The U.S. State Department hawked the Merida Initiative as a way to strengthen courts and improve police odds in their fight against drug traffickers. Instead, those institutions’ failures and cruelties have only deepened as U.S. largesse, to the tune of over $2.35 billion, has fostered increased violence across the country. Meanwhile, on the metrics that matter most directly to investors and politicians, the Merida Initiative has been a success: Mexico has passed reforms in finance, education, labor and energy that have cleared the way for foreign investment. But to people living here in Mexico, the Merida Initiative has only exacerbated an already grim daily reality.
Biden’s op-ed failed to mention the Merida Initiative, or its current incarnate in Central America, the Central America Regional Security Initiative (CARSI). When the Merida Initiative began, part of the funding was destined for Central America. In 2010, the Central America program was separated from the Merida Initiative, and re-packaged as CARSI. But CARSI did little to stem the violence or to reduce the tide of migrants. If anything, it did the opposite. In Honduras and Guatemala, homicide rates climbed steadily as U.S. funding for militarization via CARSI began to flow. Remember that Honduras sent the largest number of kids to the U.S. border, followed by Guatemala. In 2012, two solid years into CARSI, there were 7,172 recorded homicides in Honduras, marking the most violent year in the country’s recent history. (That is, a country with 5 percent of the United States’s population generated 56 percent as many murders as the United States saw that year.)

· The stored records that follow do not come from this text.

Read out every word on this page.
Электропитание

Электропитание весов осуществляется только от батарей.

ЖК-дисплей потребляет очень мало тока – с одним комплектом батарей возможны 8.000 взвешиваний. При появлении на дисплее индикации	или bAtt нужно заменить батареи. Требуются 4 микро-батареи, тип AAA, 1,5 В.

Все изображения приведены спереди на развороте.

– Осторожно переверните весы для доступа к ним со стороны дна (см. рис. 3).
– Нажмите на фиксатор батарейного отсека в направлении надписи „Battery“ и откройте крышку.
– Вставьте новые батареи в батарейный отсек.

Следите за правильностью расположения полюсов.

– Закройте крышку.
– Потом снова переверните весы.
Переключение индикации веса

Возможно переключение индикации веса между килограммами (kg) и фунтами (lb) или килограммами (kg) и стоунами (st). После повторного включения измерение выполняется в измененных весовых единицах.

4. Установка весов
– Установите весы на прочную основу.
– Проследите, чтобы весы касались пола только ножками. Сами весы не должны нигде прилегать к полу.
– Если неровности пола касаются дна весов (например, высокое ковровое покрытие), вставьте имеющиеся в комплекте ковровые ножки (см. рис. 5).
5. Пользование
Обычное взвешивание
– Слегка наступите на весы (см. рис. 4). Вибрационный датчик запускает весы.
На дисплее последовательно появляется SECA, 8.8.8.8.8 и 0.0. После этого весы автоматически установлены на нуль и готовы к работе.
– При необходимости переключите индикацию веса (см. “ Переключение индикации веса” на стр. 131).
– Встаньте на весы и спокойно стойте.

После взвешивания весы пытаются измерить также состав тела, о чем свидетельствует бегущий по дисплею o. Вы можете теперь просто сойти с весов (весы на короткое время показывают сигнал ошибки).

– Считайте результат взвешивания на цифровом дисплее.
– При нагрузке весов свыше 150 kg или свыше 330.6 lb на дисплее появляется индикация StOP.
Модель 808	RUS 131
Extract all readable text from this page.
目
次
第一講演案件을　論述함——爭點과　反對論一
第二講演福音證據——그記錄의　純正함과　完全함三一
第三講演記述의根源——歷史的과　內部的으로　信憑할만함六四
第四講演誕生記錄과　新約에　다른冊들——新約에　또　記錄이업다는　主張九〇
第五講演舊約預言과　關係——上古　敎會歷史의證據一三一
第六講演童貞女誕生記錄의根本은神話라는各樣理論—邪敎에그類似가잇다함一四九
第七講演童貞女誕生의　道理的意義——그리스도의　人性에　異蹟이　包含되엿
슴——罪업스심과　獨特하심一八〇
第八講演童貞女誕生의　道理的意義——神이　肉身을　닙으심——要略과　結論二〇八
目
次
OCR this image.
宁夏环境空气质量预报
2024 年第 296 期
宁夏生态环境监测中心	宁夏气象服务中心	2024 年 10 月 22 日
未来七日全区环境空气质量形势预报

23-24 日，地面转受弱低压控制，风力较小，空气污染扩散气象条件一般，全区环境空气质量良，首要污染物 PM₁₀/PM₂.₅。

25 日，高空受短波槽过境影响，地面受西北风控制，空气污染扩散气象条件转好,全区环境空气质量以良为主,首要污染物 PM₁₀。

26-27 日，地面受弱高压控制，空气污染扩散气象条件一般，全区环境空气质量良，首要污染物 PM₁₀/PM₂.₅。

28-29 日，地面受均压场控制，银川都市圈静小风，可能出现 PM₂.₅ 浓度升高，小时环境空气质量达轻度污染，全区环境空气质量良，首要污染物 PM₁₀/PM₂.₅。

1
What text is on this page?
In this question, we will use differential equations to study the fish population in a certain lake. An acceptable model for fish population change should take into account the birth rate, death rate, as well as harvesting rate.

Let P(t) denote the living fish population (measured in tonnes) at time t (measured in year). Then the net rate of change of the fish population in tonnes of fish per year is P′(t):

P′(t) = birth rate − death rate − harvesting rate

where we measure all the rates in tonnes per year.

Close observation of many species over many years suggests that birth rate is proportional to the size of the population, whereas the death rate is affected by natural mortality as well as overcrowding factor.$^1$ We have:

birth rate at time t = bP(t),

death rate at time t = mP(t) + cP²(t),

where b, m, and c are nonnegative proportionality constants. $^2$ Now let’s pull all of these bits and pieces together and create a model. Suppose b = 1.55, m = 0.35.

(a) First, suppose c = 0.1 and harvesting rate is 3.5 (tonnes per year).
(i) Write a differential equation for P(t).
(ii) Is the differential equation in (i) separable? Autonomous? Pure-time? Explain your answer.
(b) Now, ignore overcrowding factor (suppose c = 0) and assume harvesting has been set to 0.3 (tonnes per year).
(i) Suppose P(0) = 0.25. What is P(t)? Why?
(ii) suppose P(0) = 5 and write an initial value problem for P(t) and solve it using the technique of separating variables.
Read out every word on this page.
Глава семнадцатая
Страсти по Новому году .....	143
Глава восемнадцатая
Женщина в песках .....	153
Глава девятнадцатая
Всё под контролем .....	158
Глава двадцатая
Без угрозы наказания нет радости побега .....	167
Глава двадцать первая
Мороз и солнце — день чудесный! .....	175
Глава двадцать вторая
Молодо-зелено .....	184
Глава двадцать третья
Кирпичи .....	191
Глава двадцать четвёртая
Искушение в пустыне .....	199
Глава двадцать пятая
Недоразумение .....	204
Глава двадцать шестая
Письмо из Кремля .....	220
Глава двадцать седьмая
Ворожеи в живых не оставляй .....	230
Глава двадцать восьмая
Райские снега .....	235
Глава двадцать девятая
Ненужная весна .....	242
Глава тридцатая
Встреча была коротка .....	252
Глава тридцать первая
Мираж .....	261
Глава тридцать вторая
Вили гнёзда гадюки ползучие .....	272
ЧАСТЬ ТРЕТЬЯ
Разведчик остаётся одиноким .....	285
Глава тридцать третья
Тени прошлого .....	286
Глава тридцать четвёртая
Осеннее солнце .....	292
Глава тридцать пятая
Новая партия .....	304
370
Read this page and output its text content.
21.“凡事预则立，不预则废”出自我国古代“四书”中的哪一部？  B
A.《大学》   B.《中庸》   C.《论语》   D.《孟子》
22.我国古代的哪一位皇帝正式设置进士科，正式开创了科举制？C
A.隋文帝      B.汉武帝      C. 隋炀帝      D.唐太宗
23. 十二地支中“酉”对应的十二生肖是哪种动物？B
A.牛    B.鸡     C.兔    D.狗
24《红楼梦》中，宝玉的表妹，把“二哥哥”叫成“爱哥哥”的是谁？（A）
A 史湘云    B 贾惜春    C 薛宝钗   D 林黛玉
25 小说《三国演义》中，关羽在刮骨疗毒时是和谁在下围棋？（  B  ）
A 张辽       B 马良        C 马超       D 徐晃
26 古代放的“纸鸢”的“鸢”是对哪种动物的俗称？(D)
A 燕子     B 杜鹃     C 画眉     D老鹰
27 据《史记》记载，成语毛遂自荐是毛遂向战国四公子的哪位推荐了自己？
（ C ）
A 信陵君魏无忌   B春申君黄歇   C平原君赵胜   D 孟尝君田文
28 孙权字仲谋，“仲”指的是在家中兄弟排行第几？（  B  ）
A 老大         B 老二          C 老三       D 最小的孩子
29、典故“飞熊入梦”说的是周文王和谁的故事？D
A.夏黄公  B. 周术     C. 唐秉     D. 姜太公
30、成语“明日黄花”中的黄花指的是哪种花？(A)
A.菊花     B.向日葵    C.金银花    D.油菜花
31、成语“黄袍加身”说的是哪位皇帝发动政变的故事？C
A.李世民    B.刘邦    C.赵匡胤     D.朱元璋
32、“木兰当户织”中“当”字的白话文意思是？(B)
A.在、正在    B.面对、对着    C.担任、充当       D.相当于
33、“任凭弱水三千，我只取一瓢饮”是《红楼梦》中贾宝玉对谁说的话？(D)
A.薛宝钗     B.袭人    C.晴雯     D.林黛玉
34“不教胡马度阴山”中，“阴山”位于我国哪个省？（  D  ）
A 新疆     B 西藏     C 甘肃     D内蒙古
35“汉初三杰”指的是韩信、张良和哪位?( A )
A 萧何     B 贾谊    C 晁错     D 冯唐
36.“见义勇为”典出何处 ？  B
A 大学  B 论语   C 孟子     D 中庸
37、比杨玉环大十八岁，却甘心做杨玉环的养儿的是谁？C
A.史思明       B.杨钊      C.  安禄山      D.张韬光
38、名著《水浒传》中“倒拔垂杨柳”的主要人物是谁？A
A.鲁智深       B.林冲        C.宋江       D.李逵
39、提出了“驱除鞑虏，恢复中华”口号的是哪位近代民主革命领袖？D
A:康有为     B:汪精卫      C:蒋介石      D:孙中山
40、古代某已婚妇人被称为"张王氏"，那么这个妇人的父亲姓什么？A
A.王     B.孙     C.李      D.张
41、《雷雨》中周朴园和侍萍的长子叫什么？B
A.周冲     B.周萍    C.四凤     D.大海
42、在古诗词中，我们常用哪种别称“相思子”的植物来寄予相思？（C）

Central America has been here before. Many of the features of CARSI and previous U.S. initiatives in Central America are recycled in the Alliance for Prosperity, albeit with a bigger budget and a more explicit focus on improving conditions for foreign investors. “Obviously the neoliberal program was not structured to reduce poverty, or to generate employment, or so that there would be no migrants,” Guatemalan researcher Luis Solano wrote in an email interview. “But the public discourse was that of the famous ‘trickle down policy,’ a trickle down that never arrived except to the handful who benefited.”
Far from providing new opportunities for regular people in Guatemala, Honduras and El Salvador, the measures proposed in the Alliance for Prosperity are likely to worsen the social and economic realities for the region’s poor majority. This is likely to lead Central Americans—adults and children alike—to continue to seek out survival by heading north.
Dawn Paley is a writer based in Mexico and the author of Drug War Capitalism.